Sigg calmly described himself as a monster.
He admitted that he was consumed by some sort of sexual drive when he grabbed Jessica, but maintained he did not sexually assault her. Later, he admitted that was a lie, too.
Still, investigators were missing the final link. An early result showed Sigg’s DNA did not match the samples taken from Jessica and the jogger. During his interview with police, Sigg repeatedly asked about his DNA, and detectives asked whether anyone had helped him.
The Colorado Bureau of Investigation tested hundreds of DNA samples obtained by swabbing the cheeks of men in the neighborhood.

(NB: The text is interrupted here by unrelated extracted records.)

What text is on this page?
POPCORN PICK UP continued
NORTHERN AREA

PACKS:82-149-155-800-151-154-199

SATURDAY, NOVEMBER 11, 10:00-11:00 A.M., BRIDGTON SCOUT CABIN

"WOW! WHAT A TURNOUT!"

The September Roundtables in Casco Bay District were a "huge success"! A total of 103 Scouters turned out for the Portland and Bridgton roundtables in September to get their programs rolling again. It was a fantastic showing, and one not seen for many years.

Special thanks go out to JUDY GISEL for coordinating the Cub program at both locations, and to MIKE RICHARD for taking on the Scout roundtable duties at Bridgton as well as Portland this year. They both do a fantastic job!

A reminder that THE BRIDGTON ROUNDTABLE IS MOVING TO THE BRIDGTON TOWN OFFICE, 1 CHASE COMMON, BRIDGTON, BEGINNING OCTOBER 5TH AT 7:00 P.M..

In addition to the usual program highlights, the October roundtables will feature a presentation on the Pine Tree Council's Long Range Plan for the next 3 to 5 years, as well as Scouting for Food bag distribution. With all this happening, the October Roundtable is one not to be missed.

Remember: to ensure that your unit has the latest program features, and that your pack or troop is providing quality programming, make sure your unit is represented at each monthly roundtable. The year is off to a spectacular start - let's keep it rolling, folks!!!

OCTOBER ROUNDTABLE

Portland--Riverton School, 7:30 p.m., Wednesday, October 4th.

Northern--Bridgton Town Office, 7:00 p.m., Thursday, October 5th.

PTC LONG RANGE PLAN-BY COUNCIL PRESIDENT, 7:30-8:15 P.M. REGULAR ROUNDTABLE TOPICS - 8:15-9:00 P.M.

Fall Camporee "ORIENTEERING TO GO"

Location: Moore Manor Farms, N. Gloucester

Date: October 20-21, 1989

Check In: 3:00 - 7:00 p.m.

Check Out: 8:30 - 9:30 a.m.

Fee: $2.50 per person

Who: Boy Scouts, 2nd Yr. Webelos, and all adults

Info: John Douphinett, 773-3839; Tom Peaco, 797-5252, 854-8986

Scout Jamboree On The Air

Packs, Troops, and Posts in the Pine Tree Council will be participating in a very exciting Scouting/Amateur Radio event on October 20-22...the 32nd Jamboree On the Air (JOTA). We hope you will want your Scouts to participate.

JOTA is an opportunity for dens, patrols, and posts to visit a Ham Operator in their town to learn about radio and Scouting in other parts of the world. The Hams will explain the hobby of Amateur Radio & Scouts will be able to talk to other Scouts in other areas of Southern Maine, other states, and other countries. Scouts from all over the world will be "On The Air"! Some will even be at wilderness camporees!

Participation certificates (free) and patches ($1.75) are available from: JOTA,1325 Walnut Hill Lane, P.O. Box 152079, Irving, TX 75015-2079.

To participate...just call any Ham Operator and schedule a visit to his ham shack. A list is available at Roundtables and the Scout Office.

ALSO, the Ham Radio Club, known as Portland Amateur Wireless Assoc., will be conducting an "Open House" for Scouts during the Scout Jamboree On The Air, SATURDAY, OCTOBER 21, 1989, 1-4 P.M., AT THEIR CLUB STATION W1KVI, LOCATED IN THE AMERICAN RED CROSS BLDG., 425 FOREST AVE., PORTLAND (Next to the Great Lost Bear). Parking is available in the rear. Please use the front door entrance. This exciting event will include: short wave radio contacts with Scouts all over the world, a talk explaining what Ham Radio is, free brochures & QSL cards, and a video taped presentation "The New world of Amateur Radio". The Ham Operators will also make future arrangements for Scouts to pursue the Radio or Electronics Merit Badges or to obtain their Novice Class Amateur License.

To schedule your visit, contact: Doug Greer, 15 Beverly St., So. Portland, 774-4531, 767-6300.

They sent back empty envelopes labeled with the names of those who had submitted the samples — an empty envelope meant the DNA did not match samples from Jessica or the jogger.
Sigg’s envelope had come back empty, too.
But hours into Sigg’s interview, investigators learned that his sample had been lost in a batch and hadn’t yet been tested.
They ordered an immediate test and received confirmation: Sigg’s DNA matched the sample found on the jogger, Jessica’s water bottle and her remains.
Because Sigg was three months short of his 18th birthday when he killed Jessica, he was not eligible for the death penalty. But District Attorney Pete Weir and his team worked to ensure that Sigg, who turned 18 in jail, would never leave prison.
Despite the DNA misstep, prosecutors say Sigg’s DNA would have eventually been tested. The case the team spent almost a year building was so strong, they say, it would have ended in a conviction had Sigg not decided to plead guilty to all charges two days before his trial was scheduled to begin.
“Frankly, it’s a testament to this team and to law enforcement to be able to collect the evidence and piece it together,” Weir said. “There was no defense in this case.”